Public art project bears fruit in Kings Hill

A five-metre high, multi-coloured artwork celebrating Kent’s agricultural heritage has been unveiled in Kings Hill, near West Malling.

The artwork, titled ‘Slices of Peace’, is the creation of renowned British-Nigerian artist and designer, Yinka Ilori MBE and has been installed in the community’s latest public open space, Orchard Park.

‘Slices of Peace’ is the culmination of Ilori’s tenure as Kings Hill’s Artist in Residence. A multi-sensory piece of work, it comprises one giant apple, flanked by two smaller apples as well as a soundtrack by sound artist Peter Adjaye. It was developed in conjunction with staff from Turner Contemporary, students and alumni from the University for the Creative Arts (UCA) – a collective known as AtelierUCA, and Kings Hill residents, who took part in a series of community workshops.

The opening event on Friday, 12 April gave the Kings Hill community the opportunity to meet the two artists as well as representatives of the organisations that partnered on the project. In addition to the artwork, attendees were able to view an exhibition by UCA students in the Kings Hill Control Tower Gallery.

Yinka Ilori said: “Bringing people and communities together is something I am passionate about and aspire to do through all of my work, which is why I am excited to bring ‘Slices of Peace’ to Kings Hill,”

“This installation is inspired by the rich culture and heritage of Kent, in particular its history of apple growing. Community is at the heart of this installation, and I hope it brings a ‘slice of peace’ to those visiting, offering them a place to wander, reflect, and meditate within the park.”

The apples – made from laser cut, powder coated steel – were constructed off site by Firecracker Works and anchored onto concrete plinths.
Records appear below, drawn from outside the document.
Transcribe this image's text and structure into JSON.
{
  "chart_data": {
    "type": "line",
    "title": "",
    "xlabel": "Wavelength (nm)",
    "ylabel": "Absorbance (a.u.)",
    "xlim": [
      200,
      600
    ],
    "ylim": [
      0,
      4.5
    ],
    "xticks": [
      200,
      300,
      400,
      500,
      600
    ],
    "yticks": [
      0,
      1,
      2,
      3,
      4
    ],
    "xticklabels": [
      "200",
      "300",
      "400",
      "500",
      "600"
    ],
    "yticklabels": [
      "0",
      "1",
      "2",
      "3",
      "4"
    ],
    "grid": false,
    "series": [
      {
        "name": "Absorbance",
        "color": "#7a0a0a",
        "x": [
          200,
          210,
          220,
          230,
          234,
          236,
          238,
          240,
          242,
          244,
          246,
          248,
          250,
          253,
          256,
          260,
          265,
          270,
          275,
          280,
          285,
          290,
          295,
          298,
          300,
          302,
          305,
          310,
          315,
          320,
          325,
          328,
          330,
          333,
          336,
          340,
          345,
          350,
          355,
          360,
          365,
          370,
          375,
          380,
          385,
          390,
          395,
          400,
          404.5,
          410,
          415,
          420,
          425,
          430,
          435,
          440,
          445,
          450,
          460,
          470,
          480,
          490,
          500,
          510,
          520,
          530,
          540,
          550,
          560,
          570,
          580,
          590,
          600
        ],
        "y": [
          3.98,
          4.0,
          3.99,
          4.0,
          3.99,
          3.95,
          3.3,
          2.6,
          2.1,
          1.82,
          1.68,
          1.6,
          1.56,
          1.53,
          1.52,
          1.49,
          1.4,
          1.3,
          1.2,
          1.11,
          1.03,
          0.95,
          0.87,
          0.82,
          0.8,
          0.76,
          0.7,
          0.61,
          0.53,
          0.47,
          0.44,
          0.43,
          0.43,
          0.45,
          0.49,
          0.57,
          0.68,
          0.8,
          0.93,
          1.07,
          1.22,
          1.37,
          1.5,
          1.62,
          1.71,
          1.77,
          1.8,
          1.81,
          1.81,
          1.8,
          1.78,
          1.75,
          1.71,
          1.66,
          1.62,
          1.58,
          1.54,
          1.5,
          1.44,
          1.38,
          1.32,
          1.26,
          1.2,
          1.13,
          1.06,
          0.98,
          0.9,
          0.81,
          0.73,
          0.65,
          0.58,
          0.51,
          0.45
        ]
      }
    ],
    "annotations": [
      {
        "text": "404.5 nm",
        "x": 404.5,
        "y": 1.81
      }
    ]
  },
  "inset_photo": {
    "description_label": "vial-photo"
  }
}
The larger apple is more than 5m in diameter to accommodate people inside it, and the smaller apples are 700mm in diameter. ‘Slices of Peace’ will be the final significant public art commission to be installed in Kings Hill.

Andrew Blevins, of Kings Hill developer Liberty Property Trust, said: “This sculpture is the culmination of a 30-year development project between us and Kent County Council to transform an 800 acre brownfield site – the former RAF West Malling airfield – into the vibrant Kings Hill we have today.
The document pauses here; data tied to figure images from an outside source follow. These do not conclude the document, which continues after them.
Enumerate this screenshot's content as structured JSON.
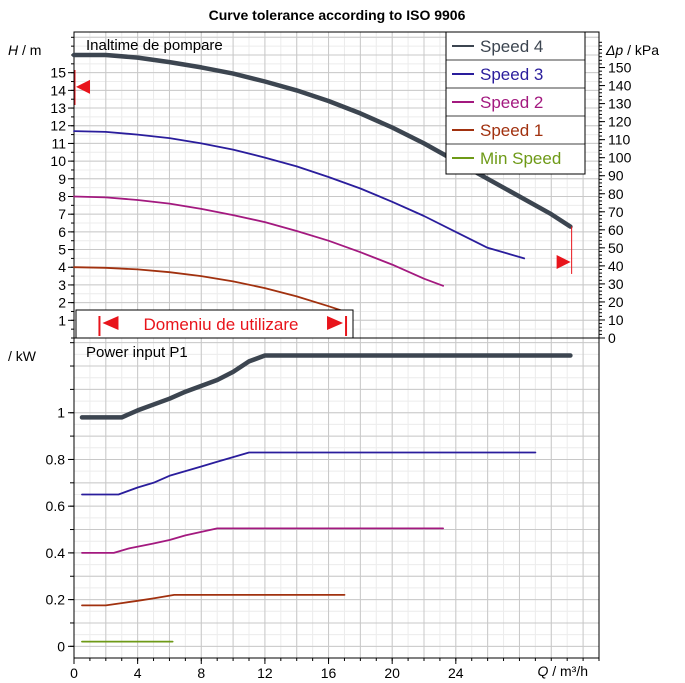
{
  "chart_data": {
    "title": "Curve tolerance according to ISO 9906",
    "x_axis": {
      "label_var": "Q",
      "label_unit": " / m³/h",
      "range": [
        0,
        33
      ],
      "ticks": [
        0,
        4,
        8,
        12,
        16,
        20,
        24
      ]
    },
    "head_panel": {
      "type": "line",
      "panel_label": "Inaltime de pompare",
      "y_left_var": "H",
      "y_left_unit": " / m",
      "y_left_range": [
        0,
        17.3
      ],
      "y_left_ticks": [
        1,
        2,
        3,
        4,
        5,
        6,
        7,
        8,
        9,
        10,
        11,
        12,
        13,
        14,
        15
      ],
      "y_right_var": "Δp",
      "y_right_unit": " / kPa",
      "y_right_ticks": [
        0,
        10,
        20,
        30,
        40,
        50,
        60,
        70,
        80,
        90,
        100,
        110,
        120,
        130,
        140,
        150
      ],
      "markers": {
        "left_arrow_head": 14.2,
        "right_arrow_head": 4.3,
        "right_arrow_flow": 30.4
      },
      "domain_bracket": {
        "label": "Domeniu de utilizare",
        "q_start": 1.6,
        "q_end": 17.1
      },
      "series": [
        {
          "name": "Speed 4",
          "color": "#3c4550",
          "width": 4.5,
          "x": [
            0,
            2,
            4,
            6,
            8,
            10,
            12,
            14,
            16,
            18,
            20,
            22,
            24,
            26,
            28,
            30,
            31.2
          ],
          "y": [
            16.0,
            16.0,
            15.85,
            15.6,
            15.3,
            14.95,
            14.5,
            14.0,
            13.4,
            12.7,
            11.9,
            11.0,
            10.0,
            9.0,
            8.0,
            7.0,
            6.3
          ]
        },
        {
          "name": "Speed 3",
          "color": "#2a1d9c",
          "width": 1.8,
          "x": [
            0,
            2,
            4,
            6,
            8,
            10,
            12,
            14,
            16,
            18,
            20,
            22,
            24,
            26,
            28.3
          ],
          "y": [
            11.7,
            11.65,
            11.5,
            11.3,
            11.0,
            10.65,
            10.2,
            9.7,
            9.1,
            8.45,
            7.7,
            6.9,
            6.0,
            5.1,
            4.5
          ]
        },
        {
          "name": "Speed 2",
          "color": "#a3197f",
          "width": 1.8,
          "x": [
            0,
            2,
            4,
            6,
            8,
            10,
            12,
            14,
            16,
            18,
            20,
            22,
            23.2
          ],
          "y": [
            8.0,
            7.95,
            7.8,
            7.6,
            7.3,
            6.95,
            6.55,
            6.05,
            5.5,
            4.85,
            4.15,
            3.35,
            2.95
          ]
        },
        {
          "name": "Speed 1",
          "color": "#a1310f",
          "width": 1.8,
          "x": [
            0,
            2,
            4,
            6,
            8,
            10,
            12,
            14,
            16,
            17.0
          ],
          "y": [
            4.0,
            3.97,
            3.88,
            3.72,
            3.5,
            3.2,
            2.82,
            2.35,
            1.8,
            1.5
          ]
        },
        {
          "name": "Min Speed",
          "color": "#6e9a17",
          "width": 1.8,
          "x": [],
          "y": []
        }
      ]
    },
    "power_panel": {
      "type": "line",
      "panel_label": "Power input P1",
      "y_unit": " / kW",
      "y_range": [
        -0.05,
        1.32
      ],
      "y_ticks": [
        "0",
        "0.2",
        "0.4",
        "0.6",
        "0.8",
        "1"
      ],
      "series": [
        {
          "name": "Speed 4",
          "color": "#3c4550",
          "width": 4.5,
          "x": [
            0.5,
            3.0,
            4.0,
            6.0,
            7.0,
            8.0,
            9.0,
            10.0,
            11.0,
            12.0,
            16.0,
            20.0,
            24.0,
            28.0,
            31.2
          ],
          "y": [
            0.98,
            0.98,
            1.01,
            1.06,
            1.09,
            1.115,
            1.14,
            1.175,
            1.22,
            1.245,
            1.245,
            1.245,
            1.245,
            1.245,
            1.245
          ]
        },
        {
          "name": "Speed 3",
          "color": "#2a1d9c",
          "width": 1.8,
          "x": [
            0.5,
            2.8,
            4.0,
            5.0,
            6.0,
            7.0,
            8.0,
            9.0,
            10.0,
            11.0,
            14.0,
            18.0,
            22.0,
            26.0,
            29.0
          ],
          "y": [
            0.65,
            0.65,
            0.68,
            0.7,
            0.73,
            0.75,
            0.77,
            0.79,
            0.81,
            0.83,
            0.83,
            0.83,
            0.83,
            0.83,
            0.83
          ]
        },
        {
          "name": "Speed 2",
          "color": "#a3197f",
          "width": 1.8,
          "x": [
            0.5,
            2.5,
            3.5,
            5.0,
            6.0,
            7.0,
            8.0,
            9.0,
            12.0,
            16.0,
            20.0,
            23.2
          ],
          "y": [
            0.4,
            0.4,
            0.42,
            0.44,
            0.455,
            0.475,
            0.49,
            0.505,
            0.505,
            0.505,
            0.505,
            0.505
          ]
        },
        {
          "name": "Speed 1",
          "color": "#a1310f",
          "width": 1.8,
          "x": [
            0.5,
            2.0,
            3.0,
            4.0,
            5.0,
            6.3,
            8.0,
            10.0,
            12.0,
            14.0,
            17.0
          ],
          "y": [
            0.175,
            0.175,
            0.185,
            0.195,
            0.205,
            0.22,
            0.22,
            0.22,
            0.22,
            0.22,
            0.22
          ]
        },
        {
          "name": "Min Speed",
          "color": "#6e9a17",
          "width": 1.8,
          "x": [
            0.5,
            6.2
          ],
          "y": [
            0.02,
            0.02
          ]
        }
      ]
    }
  }
}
“Public art has been central to our philosophy right from the beginning, helping to forge an identity for the evolving community and instilling a sense of pride in the area. As Kings Hill nears completion, ‘Slices of Peace’ helps represent all that has been achieved and the vision of the people who originally conceived of this community.”

The sculpture was designed to be site-specific to Orchard Park, which also conserves a rare national monument – a Pickett Hamilton fort from WWII – and features a Kentish ragstone amphitheatre for outdoor performances. 
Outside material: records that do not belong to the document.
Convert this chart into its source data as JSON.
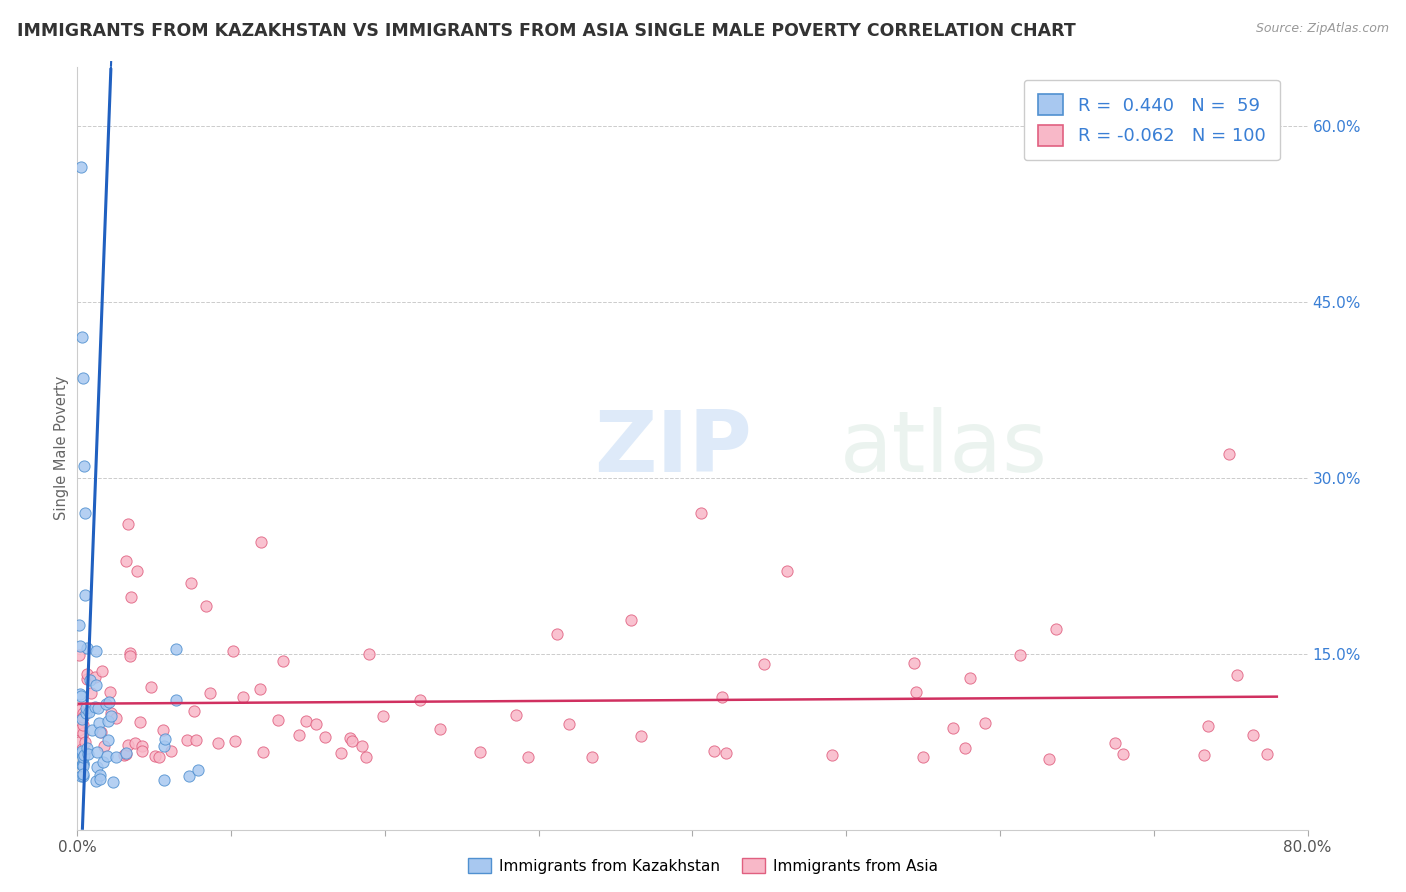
{
  "title": "IMMIGRANTS FROM KAZAKHSTAN VS IMMIGRANTS FROM ASIA SINGLE MALE POVERTY CORRELATION CHART",
  "source": "Source: ZipAtlas.com",
  "ylabel": "Single Male Poverty",
  "xlim": [
    0.0,
    0.8
  ],
  "ylim": [
    0.0,
    0.65
  ],
  "y_ticks_right": [
    0.15,
    0.3,
    0.45,
    0.6
  ],
  "y_tick_labels_right": [
    "15.0%",
    "30.0%",
    "45.0%",
    "60.0%"
  ],
  "R_kaz": 0.44,
  "N_kaz": 59,
  "R_asia": -0.062,
  "N_asia": 100,
  "color_kaz": "#a8c8f0",
  "color_asia": "#f8b8c8",
  "edge_kaz": "#5090d0",
  "edge_asia": "#e06080",
  "line_color_kaz": "#2060c0",
  "line_color_asia": "#d03060",
  "background_color": "#ffffff",
  "grid_color": "#cccccc",
  "watermark_zip": "ZIP",
  "watermark_atlas": "atlas",
  "title_fontsize": 12.5,
  "legend_fontsize": 13
}
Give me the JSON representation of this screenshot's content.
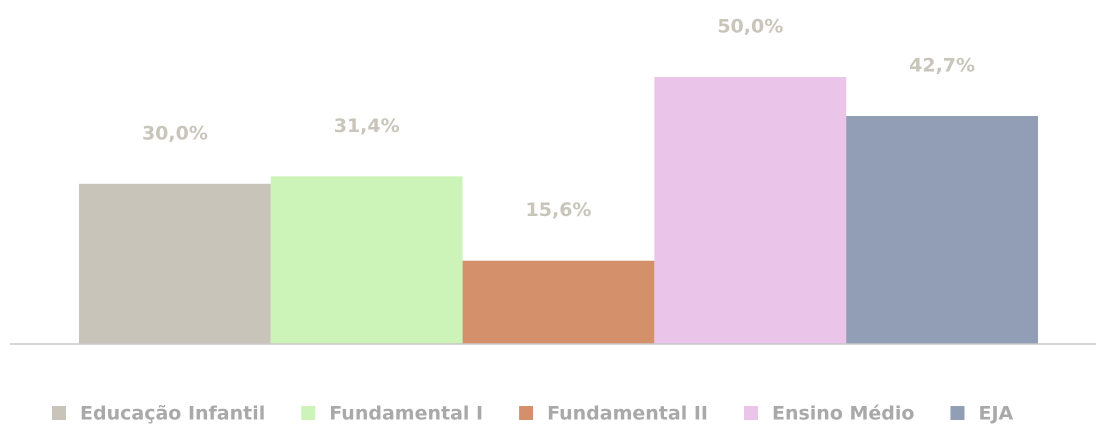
{
  "chart_data": {
    "type": "bar",
    "categories": [
      "Educação Infantil",
      "Fundamental I",
      "Fundamental II",
      "Ensino Médio",
      "EJA"
    ],
    "values": [
      30.0,
      31.4,
      15.6,
      50.0,
      42.7
    ],
    "value_labels": [
      "30,0%",
      "31,4%",
      "15,6%",
      "50,0%",
      "42,7%"
    ],
    "colors": [
      "#c8c4b9",
      "#ccf4b9",
      "#d4906a",
      "#ebc4ea",
      "#919eb5"
    ],
    "ylim": [
      0,
      50
    ],
    "legend": "bottom"
  }
}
Turner Contemporary curated the project, drawing on its experience of leading major commissions and public art projects. 

Sarah Martin, Head of Exhibitions, said: “It was wonderful to work alongside an artist as passionate and talented as Ilori, who brings such colour, energy, and enthusiasm to his practice.

“The three individual apple-shaped structures that form the sculpture reflect Kent’s rich culture and heritage, and the county’s history of apple growing. ‘Slices of Peace’ represents a space for community celebration and an area for people of all ages and backgrounds to come together to create new memories and share in new experiences. The installation aims to promote wellbeing, inspire a sense of belonging, and celebrate joy and positivity.”

The Control Tower Gallery exhibition produced by the UCA students contains a selection of key artefacts representing the work that has gone into the artwork’s creation. Open to the public until Friday, 19 April, it includes a site model of Orchard Park and the artwork, the textile resulting from the community stitching workshop, a timeline of key photographs and drawings from across the project, and a video of an interview with Yinka Ilori. The exhibition gives an insight into the overall development of the installation and can be viewed by contacting

UCA’s Assistant Vice Chancellor, Professor Terry Perk, said: “The project involved our students and alumni in a variety of tasks, supporting the development and delivery of the commission. As well as curating the accompanying exhibition, their role included assisting with the community workshops that helped inform the artwork and working with Ilori to produce a site model in his studio.

“Working with an artist of his stature provided them with an opportunity to explore new ideas and learn new skills for supporting their studies, future practices, and their eventual careers.”

Liberty partnered with Kent County Council on the project and appointed placemaking and public art commissioning agency Futurecity to oversee it.